A measure of the degree to which returns on two assets move in
tandem. A positive covariance means that asset returns move together; a
negative covariance means they vary inversely.


Par yield curve

The yield curve of bonds selling at par, or face, value.


Spot curve, spot yield curve

See Zero curve.


Variance

The dispersion of a variable. The square of the standard deviation.


Yield

a. Measure of return on an investment, stated as a percentage of price.
yield can be computed by dividing return by purchase price, current market
value, or other measure of value.
b. Income from a bond expressed as an
annualized percentage rate.
c. The nominal annual interest rate that gives a
future value of the purchase price equal to the redemption value of the security.
Any coupon payments determine part of that yield.


Yield curve

Graph of yields (vertical axis) of a particular type of security
versus the time to maturity (horizontal axis). This curve usually slopes
upward, indicating that investors usually expect to receive a premium for
securities that have a longer time to maturity. The benchmark yield curve is
for U.S. Treasury securities with maturities ranging from three months to 30
years. See Term structure.


Yield to maturity

A measure of the average rate of return that will be earned
on a bond if held to maturity.


Zero curve, zero-coupon yield curve

A yield curve for zero-coupon bonds;
zero rates versus maturity dates. Since the maturity and duration (Macaulay
duration) are identical for zeros, the zero curve is a pure depiction of supply/
demand conditions for loanable funds across a continuum of durations and
maturities. Also known as spot curve or spot yield curve.


Direct labor

labor that is specifically incurred to create a product.

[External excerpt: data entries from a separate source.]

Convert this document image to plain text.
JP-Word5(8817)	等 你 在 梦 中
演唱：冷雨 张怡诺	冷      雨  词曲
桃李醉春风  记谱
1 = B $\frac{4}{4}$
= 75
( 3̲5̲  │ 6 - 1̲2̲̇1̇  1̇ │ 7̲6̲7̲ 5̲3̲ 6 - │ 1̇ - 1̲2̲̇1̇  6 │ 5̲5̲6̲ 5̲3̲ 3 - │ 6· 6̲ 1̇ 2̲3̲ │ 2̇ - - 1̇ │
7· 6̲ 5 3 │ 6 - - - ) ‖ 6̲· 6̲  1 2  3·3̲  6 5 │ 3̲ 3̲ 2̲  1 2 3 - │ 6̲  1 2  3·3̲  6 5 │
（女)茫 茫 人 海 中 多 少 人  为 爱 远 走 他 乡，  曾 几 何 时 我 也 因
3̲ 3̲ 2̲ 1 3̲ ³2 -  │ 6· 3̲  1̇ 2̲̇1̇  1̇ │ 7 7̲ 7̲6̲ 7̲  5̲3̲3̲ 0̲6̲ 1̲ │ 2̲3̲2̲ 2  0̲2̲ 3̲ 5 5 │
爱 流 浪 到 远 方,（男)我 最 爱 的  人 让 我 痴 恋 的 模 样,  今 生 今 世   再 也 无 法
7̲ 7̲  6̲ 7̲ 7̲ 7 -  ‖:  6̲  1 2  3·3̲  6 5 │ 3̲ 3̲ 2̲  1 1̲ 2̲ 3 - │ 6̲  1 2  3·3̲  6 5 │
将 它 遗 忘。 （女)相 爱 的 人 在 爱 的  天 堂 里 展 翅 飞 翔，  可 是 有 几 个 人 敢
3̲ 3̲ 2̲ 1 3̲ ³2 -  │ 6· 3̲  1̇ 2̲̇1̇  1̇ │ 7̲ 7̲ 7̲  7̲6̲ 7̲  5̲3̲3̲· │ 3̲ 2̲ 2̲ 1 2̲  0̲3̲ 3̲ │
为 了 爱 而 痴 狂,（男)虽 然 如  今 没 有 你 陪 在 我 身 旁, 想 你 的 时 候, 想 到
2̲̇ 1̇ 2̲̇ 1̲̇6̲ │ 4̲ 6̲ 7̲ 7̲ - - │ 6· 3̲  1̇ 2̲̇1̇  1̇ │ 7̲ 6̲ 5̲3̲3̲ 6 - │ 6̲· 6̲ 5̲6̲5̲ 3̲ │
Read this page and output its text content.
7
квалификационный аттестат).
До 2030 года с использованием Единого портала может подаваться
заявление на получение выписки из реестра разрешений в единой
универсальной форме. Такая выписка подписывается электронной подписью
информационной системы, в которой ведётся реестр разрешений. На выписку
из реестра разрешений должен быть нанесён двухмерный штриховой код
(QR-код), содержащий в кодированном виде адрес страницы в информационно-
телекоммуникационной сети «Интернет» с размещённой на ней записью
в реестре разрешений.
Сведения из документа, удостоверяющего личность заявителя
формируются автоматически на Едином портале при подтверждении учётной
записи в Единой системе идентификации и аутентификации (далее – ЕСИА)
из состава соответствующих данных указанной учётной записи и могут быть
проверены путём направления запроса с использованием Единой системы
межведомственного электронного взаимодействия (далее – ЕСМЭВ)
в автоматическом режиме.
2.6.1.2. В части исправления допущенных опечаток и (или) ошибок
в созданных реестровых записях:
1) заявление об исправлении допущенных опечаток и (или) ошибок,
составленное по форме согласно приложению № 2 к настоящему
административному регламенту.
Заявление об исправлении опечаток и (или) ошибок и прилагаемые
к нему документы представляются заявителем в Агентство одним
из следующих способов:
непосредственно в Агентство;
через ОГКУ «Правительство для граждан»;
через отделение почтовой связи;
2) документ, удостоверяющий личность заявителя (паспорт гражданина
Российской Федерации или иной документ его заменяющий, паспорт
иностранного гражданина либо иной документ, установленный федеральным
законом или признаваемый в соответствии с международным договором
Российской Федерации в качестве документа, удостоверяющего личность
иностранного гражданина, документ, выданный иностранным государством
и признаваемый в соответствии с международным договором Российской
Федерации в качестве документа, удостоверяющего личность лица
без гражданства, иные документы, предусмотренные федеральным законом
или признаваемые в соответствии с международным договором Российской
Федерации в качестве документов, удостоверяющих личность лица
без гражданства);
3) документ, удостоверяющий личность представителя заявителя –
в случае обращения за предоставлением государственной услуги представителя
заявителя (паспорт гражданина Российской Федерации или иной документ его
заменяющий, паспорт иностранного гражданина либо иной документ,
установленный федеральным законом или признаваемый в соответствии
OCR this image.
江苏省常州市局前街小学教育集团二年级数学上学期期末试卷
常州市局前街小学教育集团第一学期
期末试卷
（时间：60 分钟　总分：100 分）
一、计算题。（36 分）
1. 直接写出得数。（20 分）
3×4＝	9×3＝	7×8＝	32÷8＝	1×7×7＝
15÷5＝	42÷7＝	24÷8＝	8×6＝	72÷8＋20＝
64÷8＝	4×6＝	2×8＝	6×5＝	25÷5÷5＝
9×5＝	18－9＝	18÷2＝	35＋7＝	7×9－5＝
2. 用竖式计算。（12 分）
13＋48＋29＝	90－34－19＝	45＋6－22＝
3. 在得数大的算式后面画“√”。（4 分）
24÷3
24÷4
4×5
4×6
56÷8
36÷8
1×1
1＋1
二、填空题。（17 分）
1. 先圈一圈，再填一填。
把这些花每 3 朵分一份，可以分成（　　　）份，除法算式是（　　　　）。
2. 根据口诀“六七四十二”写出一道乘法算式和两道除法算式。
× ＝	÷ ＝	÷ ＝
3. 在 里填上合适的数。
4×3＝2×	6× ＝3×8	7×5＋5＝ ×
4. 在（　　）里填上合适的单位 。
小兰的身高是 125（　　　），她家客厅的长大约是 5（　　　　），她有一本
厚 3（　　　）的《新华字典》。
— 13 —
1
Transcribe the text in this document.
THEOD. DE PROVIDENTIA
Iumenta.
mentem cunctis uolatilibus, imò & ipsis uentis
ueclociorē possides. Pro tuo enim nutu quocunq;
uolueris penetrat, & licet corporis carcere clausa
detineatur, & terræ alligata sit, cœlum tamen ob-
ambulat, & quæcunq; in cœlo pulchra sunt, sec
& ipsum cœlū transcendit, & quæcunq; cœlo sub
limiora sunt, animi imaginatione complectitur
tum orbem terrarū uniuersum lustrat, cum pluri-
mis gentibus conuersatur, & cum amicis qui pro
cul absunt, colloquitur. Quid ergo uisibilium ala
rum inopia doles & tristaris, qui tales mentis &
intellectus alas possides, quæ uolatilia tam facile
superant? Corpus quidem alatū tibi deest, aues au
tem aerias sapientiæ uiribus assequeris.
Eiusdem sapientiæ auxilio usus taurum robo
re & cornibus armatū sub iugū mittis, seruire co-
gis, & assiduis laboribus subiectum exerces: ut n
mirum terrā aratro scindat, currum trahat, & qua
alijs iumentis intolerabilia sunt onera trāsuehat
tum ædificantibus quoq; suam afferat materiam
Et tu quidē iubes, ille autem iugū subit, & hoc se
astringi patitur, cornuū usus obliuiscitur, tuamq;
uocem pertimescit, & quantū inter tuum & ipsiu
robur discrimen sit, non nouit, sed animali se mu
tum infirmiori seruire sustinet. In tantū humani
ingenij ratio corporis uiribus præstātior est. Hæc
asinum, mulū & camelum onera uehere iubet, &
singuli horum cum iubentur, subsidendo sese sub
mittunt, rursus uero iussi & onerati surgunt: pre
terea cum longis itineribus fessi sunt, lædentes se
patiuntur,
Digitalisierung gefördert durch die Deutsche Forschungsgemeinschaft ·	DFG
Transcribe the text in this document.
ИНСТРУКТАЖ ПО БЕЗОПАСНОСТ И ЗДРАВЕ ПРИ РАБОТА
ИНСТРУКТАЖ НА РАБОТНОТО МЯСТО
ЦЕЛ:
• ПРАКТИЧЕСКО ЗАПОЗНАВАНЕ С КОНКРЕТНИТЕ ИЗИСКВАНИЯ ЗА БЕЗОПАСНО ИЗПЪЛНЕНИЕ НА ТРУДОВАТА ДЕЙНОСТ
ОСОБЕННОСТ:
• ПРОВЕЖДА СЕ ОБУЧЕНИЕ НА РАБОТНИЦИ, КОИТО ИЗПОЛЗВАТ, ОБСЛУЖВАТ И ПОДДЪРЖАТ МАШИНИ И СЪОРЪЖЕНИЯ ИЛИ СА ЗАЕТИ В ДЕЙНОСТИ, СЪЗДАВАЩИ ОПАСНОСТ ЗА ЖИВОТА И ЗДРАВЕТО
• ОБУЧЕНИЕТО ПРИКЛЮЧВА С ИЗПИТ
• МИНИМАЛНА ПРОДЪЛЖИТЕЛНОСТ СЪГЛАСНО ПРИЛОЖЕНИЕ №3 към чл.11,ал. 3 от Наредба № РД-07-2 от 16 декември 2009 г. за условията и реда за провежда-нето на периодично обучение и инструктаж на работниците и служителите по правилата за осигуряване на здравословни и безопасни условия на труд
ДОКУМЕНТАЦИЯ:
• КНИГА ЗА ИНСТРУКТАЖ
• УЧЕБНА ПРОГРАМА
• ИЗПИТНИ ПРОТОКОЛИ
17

Direct materials mix variance

The variance between the budgeted and actual mixes of
direct materials costs, both using the actual total quantity used. This variance isolates
the unit cost of each item, excluding all other variables.


Indirect labor

The cost of any labor that supports the production process, but which is
not directly involved in the active conversion of materials into finished products.


Labor efficiency variance

The difference between the amount of time that was budgeted
to be used by the direct labor staff and the amount actually used, multiplied
by the standard labor rate per hour.


Labor rate variance

The difference between the actual and standard direct labor rates
actually paid to the direct labor staff, multiplied by the number of actual hours
worked.


Materials price variance

The difference between the actual and budgeted cost to
acquire materials, multiplied by the total number of units purchased.


Materials quantity variance

The difference between the actual and budgeted quantities
of material used in the production process, multiplied by the standard cost per
unit.


Production yield variance

The difference between the actual and budgeted proportions
of product resulting from a production process, multiplied by the standard unit cost.


Selling price variance

The difference between the actual and budgeted selling price for
a product, multiplied by the actual number of units sold.


current yield

Annual coupon payments divided by bond price.


variance

Average value of squared deviations from mean. A measure of volatility.